Côté grande distribution, Leclerc doit recevoir 170 millions de masques chirurgicaux, Intermarché va vendre 90 millions et Carrefour en a « sécurisé » 175 millions. Les autres enseignes n’ont pas toutes communiqué sur le sujet, mais l’offre devrait en effet atteindre 500 millions de masques chirurgicaux. Dix fois plus que le réseau officinal…
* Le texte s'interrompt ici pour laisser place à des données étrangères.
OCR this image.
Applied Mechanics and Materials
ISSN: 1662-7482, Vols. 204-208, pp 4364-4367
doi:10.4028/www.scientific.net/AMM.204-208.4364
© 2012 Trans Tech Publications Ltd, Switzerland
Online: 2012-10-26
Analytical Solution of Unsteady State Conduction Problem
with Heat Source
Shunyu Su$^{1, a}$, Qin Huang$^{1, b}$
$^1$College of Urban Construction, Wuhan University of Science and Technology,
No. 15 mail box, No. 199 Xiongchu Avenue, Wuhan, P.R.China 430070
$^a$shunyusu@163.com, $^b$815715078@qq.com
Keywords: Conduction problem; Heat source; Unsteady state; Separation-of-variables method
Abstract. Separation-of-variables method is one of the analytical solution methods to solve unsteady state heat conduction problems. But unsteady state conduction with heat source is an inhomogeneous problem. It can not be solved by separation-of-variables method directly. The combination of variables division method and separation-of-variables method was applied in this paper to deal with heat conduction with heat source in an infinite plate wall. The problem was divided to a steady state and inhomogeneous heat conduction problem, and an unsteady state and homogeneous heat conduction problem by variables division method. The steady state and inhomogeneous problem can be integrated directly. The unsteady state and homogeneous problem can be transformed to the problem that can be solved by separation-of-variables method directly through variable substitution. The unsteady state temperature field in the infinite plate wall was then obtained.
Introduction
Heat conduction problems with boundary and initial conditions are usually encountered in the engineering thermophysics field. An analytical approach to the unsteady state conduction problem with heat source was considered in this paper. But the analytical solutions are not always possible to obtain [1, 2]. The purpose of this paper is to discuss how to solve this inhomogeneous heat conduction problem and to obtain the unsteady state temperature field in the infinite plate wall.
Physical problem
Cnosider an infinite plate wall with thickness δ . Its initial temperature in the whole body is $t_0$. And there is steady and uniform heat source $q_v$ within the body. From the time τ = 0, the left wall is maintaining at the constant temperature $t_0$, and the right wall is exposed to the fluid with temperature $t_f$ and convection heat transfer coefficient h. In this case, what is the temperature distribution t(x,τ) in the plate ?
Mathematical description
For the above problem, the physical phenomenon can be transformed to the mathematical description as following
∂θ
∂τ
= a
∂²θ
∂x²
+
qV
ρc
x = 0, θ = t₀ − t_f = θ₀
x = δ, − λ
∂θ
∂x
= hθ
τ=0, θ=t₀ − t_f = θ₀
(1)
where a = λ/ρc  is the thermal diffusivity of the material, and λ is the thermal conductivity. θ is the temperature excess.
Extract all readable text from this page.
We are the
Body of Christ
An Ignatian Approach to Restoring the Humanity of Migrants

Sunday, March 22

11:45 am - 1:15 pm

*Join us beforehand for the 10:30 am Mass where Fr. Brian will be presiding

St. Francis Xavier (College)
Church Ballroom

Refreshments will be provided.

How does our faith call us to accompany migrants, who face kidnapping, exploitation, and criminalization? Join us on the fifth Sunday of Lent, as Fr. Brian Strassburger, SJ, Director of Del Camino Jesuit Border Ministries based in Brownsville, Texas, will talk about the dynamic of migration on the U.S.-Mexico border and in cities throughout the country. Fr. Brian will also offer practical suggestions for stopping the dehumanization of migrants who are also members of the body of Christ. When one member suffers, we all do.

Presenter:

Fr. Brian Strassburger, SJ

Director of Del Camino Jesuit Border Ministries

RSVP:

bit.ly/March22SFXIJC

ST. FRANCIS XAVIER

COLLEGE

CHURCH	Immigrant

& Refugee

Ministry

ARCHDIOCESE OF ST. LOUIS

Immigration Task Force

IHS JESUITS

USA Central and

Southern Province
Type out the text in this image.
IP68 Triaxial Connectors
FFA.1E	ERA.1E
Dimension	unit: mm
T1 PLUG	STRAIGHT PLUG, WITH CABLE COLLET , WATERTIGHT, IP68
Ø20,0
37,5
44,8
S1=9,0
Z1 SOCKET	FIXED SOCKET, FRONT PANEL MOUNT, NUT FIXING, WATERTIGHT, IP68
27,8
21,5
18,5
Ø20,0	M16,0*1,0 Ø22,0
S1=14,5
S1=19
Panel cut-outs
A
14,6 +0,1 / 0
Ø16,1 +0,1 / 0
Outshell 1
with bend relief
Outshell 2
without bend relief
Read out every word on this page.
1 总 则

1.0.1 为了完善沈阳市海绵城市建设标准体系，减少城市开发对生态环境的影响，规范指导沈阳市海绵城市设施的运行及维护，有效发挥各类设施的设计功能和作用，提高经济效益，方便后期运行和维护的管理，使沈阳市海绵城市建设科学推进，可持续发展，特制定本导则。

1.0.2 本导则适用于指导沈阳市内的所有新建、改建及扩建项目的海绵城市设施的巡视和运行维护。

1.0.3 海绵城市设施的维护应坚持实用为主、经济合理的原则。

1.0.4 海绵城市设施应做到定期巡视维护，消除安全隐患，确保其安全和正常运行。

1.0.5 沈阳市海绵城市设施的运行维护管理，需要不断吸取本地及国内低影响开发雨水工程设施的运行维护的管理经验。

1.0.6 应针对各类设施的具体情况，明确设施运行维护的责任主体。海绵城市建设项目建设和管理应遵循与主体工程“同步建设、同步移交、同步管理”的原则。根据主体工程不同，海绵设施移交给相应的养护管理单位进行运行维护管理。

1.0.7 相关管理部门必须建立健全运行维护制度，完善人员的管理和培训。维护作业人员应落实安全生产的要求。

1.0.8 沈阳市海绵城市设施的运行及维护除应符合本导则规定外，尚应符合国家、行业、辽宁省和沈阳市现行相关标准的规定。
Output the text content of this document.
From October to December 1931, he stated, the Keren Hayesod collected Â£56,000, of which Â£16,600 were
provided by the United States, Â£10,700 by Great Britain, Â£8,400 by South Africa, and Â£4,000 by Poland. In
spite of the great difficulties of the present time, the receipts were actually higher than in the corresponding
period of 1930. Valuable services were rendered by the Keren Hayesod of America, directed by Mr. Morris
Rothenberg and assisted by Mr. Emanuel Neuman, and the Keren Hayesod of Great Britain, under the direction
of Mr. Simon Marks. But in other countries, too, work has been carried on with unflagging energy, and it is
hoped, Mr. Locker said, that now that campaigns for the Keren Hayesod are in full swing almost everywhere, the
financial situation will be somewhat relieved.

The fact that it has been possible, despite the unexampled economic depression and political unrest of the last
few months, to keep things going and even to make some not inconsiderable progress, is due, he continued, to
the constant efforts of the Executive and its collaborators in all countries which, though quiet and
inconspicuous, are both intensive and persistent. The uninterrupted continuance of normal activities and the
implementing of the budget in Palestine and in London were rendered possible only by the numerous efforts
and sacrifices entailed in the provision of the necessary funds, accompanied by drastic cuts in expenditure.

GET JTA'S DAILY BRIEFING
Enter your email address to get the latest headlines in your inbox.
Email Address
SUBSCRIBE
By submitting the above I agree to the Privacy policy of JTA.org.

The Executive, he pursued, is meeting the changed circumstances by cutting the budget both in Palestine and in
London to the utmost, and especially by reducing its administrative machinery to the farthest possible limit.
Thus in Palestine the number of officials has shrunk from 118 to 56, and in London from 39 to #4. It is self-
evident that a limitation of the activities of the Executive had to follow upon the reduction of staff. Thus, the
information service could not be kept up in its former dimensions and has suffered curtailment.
Quels seront les prix en officine ?

Les prix dans les pharmacies devraient s’établir à moins d’un euro voire un euro maximum. Difficile de proposer des prix plus faibles. Les prix d’achat des masques chirurgicaux ont augmenté et les groupements doivent payer entre 0,70 à 0,90 € l’unité. Dans la grande distribution, les masques seront vendus au prix coûtant, soit entre 0,50 et 0,60 € l’unité. Les volumes achetés expliquent qu’ils puissent obtenir des conditions d’achat défiant toute concurrence. Lucien Bennatan estime cependant que les masques médicaux commercialisés en grande surface peuvent être de qualité moindre compte tenu de leur prix. 

Néanmoins, les prix des masques chirurgicaux pourraient être encadrés. C’est ce que demandent l’Union des syndicats de pharmaciens d’officine (USPO) et la Fédération des syndicats pharmaceutiques de France (FSPF). Le prix maximum de vente pourrait être de 1 € TTC. Selon Philippe Besset, président de la FSPF, un prix de cession serait lui aussi encadré pour dégager une petite marge « raisonnable ». L’encadrement des prix pourrait être décidé ce week-end selon le président de la FSPF. 

Combien de masques vendre par personne ?

Les représentants des pharmaciens demandent aux officinaux de vendre les masques chirurgicaux avec « discernement » et en priorité aux personnes fragiles et à risque. Pour Laurent Filoche, il parait plutôt logique de vendre 50 masques à un patient malade et une quantité moindre à une personne bien portante et en télétravail. Lucien Bennatan juge qu’il est difficile « dans la vraie vie » de limiter la vente. « Il faut faire confiance aux pharmaciens », tranche Laurent Filoche.